I presume FEMA will rebuild it every time it floods.

everlastingphelps
everlastingphelps topcommenter

As long as we aren't paying the tab nationally, we don't NEED a national land use policy.  Given how everything else the feds touch turns to shit, I don't want a national land use policy.

Sotiredofitall
Sotiredofitall topcommenter

Gee you almost sound like a "fiscal conservative"

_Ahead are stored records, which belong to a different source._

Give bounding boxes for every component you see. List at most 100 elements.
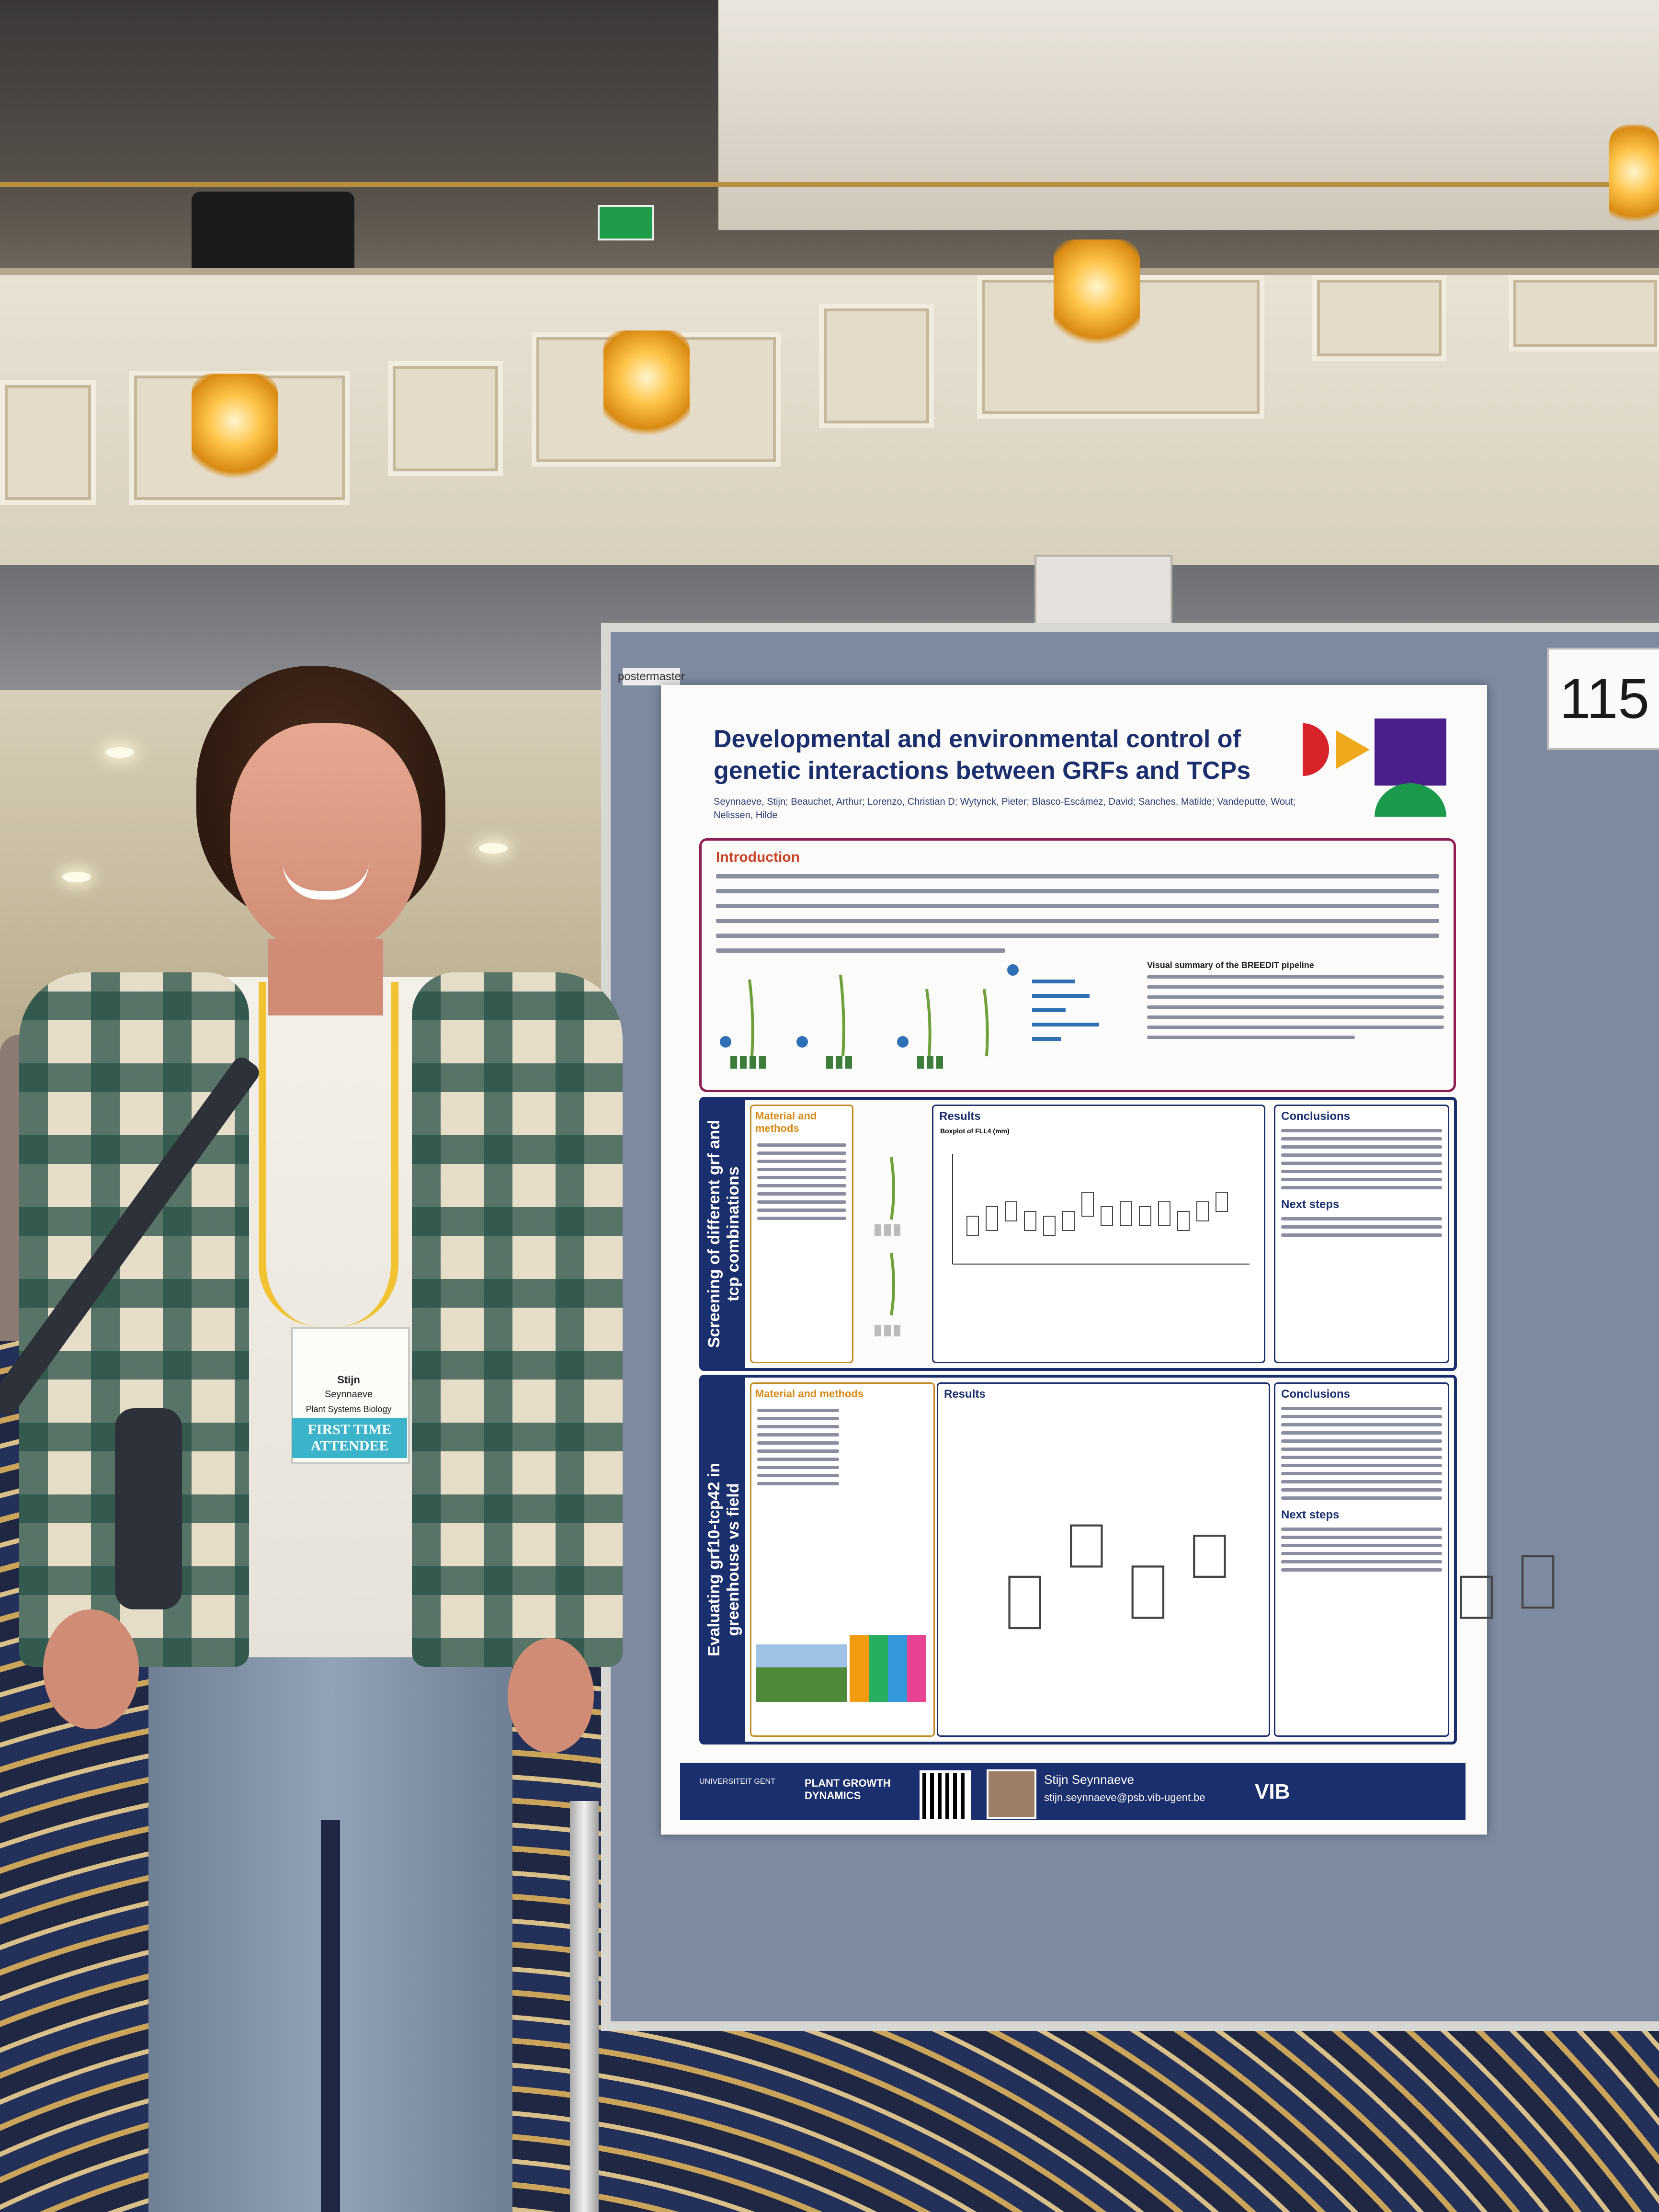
results-heading: Results <box>939 1110 981 1123</box>
text-line <box>1147 1026 1444 1029</box>
methods-panel: Material and methods <box>750 1105 853 1363</box>
text-line <box>1147 1005 1444 1009</box>
upper-wall <box>718 0 1659 230</box>
balcony-panel <box>1509 275 1659 352</box>
wall-sconce <box>1609 125 1659 230</box>
board-leg <box>570 1801 599 2212</box>
text-line <box>1281 1145 1442 1149</box>
balcony-railing <box>0 182 1659 206</box>
text-line <box>716 948 1005 953</box>
text-line <box>1281 1162 1442 1165</box>
next-steps-heading: Next steps <box>1281 1508 1340 1521</box>
text-line <box>757 1449 839 1453</box>
text-line <box>1281 1423 1442 1426</box>
logo-yellow-triangle <box>1336 730 1370 769</box>
first-time-attendee-ribbon: FIRST TIME ATTENDEE <box>292 1418 407 1458</box>
poster-footer: UNIVERSITEIT GENT PLANT GROWTH DYNAMICS … <box>680 1763 1466 1822</box>
vib-logo: VIB <box>1255 1780 1290 1803</box>
presenter-name: Stijn Seynnaeve <box>1044 1772 1134 1787</box>
field-grid <box>850 1635 926 1702</box>
results-panel: Results <box>937 1382 1555 1737</box>
text-line <box>716 919 1439 923</box>
methods-heading: Material and methods <box>755 1388 864 1400</box>
shoulder-bag <box>115 1408 182 1609</box>
poster-authors: Seynnaeve, Stijn; Beauchet, Arthur; Lore… <box>714 797 1296 821</box>
badge-last-name: Seynnaeve <box>324 1389 373 1400</box>
text-line <box>757 1466 839 1469</box>
doubled-haploid-illustration <box>875 1157 900 1336</box>
balcony-panel <box>0 380 96 505</box>
boxplot-figure <box>952 1154 1250 1265</box>
text-line <box>757 1217 846 1220</box>
conclusions-panel: Conclusions Next steps <box>1274 1105 1449 1363</box>
research-poster: Developmental and environmental control … <box>661 685 1555 1835</box>
text-line <box>1147 995 1444 999</box>
ceiling-spotlight <box>62 872 91 882</box>
text-line <box>1281 1456 1442 1459</box>
field-photo <box>756 1644 847 1702</box>
methods-heading: Material and methods <box>755 1110 817 1134</box>
text-line <box>1281 1568 1442 1572</box>
right-hand <box>508 1638 594 1753</box>
ceiling-spotlight <box>105 747 134 758</box>
section-side-title: Screening of different grf and tcp combi… <box>705 1119 742 1348</box>
text-line <box>1281 1407 1442 1410</box>
text-line <box>757 1409 839 1412</box>
pipeline-heading: Visual summary of the BREEDIT pipeline <box>1147 960 1314 970</box>
section-side-banner: Evaluating grf10-tcp42 in greenhouse vs … <box>702 1378 745 1742</box>
board-brand-label: postermaster <box>618 668 685 685</box>
text-line <box>1281 1178 1442 1181</box>
face <box>230 723 421 953</box>
text-line <box>757 1441 839 1445</box>
balcony-panel <box>388 361 503 476</box>
text-line <box>1281 1225 1442 1229</box>
section-side-title: Evaluating grf10-tcp42 in greenhouse vs … <box>705 1462 742 1657</box>
text-line <box>1281 1536 1442 1539</box>
results-heading: Results <box>944 1388 986 1401</box>
text-line <box>1147 975 1444 979</box>
text-line <box>1147 985 1444 989</box>
next-steps-heading: Next steps <box>1281 1198 1340 1211</box>
text-line <box>757 1152 846 1155</box>
text-line <box>1147 1015 1444 1019</box>
text-line <box>716 934 1439 938</box>
presenter-email: stijn.seynnaeve@psb.vib-ugent.be <box>1044 1791 1205 1803</box>
text-line <box>757 1482 839 1485</box>
section-side-banner: Screening of different grf and tcp combi… <box>702 1100 745 1368</box>
ceiling-spotlight <box>479 843 508 854</box>
presenter-photo <box>987 1769 1036 1819</box>
text-line <box>757 1168 846 1171</box>
text-line <box>1281 1217 1442 1220</box>
text-line <box>716 904 1439 908</box>
text-line <box>1281 1488 1442 1492</box>
results-panel: Results Boxplot of FLL4 (mm) <box>932 1105 1265 1363</box>
logo-red-half-disc <box>1303 723 1329 776</box>
text-line <box>1281 1439 1442 1443</box>
poster-title: Developmental and environmental control … <box>714 723 1288 787</box>
text-line <box>757 1192 846 1196</box>
wall-sconce <box>603 331 690 436</box>
yellow-lanyard <box>259 982 398 1327</box>
conclusions-heading: Conclusions <box>1281 1388 1351 1401</box>
text-line <box>1281 1170 1442 1173</box>
screening-section: Screening of different grf and tcp combi… <box>699 1097 1457 1371</box>
methods-panel: Material and methods <box>750 1382 935 1737</box>
text-line <box>716 874 1439 878</box>
badge-affiliation: Plant Systems Biology <box>306 1404 392 1414</box>
balcony-panel <box>819 304 934 428</box>
text-line <box>757 1458 839 1461</box>
text-line <box>1281 1233 1442 1237</box>
text-line <box>1281 1129 1442 1132</box>
conclusions-heading: Conclusions <box>1281 1110 1351 1123</box>
text-line <box>1281 1186 1442 1189</box>
text-line <box>757 1184 846 1187</box>
text-line <box>1281 1431 1442 1435</box>
pipeline-summary: Visual summary of the BREEDIT pipeline <box>1147 960 1444 1046</box>
logo-green-half-disc <box>1375 783 1446 817</box>
introduction-heading: Introduction <box>716 849 800 865</box>
field-evaluation-section: Evaluating grf10-tcp42 in greenhouse vs … <box>699 1375 1555 1745</box>
poster-logo <box>1303 718 1446 817</box>
text-line <box>1281 1448 1442 1451</box>
projector <box>192 192 354 278</box>
text-line <box>1281 1464 1442 1467</box>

The federal program collects about $3.5 billion in annual premiums. But in four of the past eight years, claims will have eclipsed premiums, most glaringly in 2005 — the year of Hurricanes Katrina, Rita and Wilma — when claims totaled $17.7 billion. Private insurance companies have long avoided offering flood insurance to homeowners.  But the program is still a moneymaker for the private insurance industry. Even though these companies bear none of the risk, they take, on average, $1 billion a year of the premiums the government collects, as compensation for help in selling and servicing the policies. Federal auditors argue the payments are excessive.

Scruffygeist
Scruffygeist

So we're going to have to pay for an unnecessary horse park all over again?

ScottsMerkin
ScottsMerkin topcommenter

but the developers develop in those place bc the cities give them huge tax breaks to build crap in those flood plains.  Its a vicious cycle and the only people that get fucked are the common man like you and I 

cynicaloldbastard
cynicaloldbastard

Socialize the loss, privatize the profit. Isn't that what government is for?

primi_timpano
primi_timpano topcommenter

@Scruffygeist No, FEMA subsidized insurance should rebuild it everytime it floods, if only the city would buy insurance.

JimSX
JimSX topcommenter

@Scruffygeist

All horse parks are by definition necessary.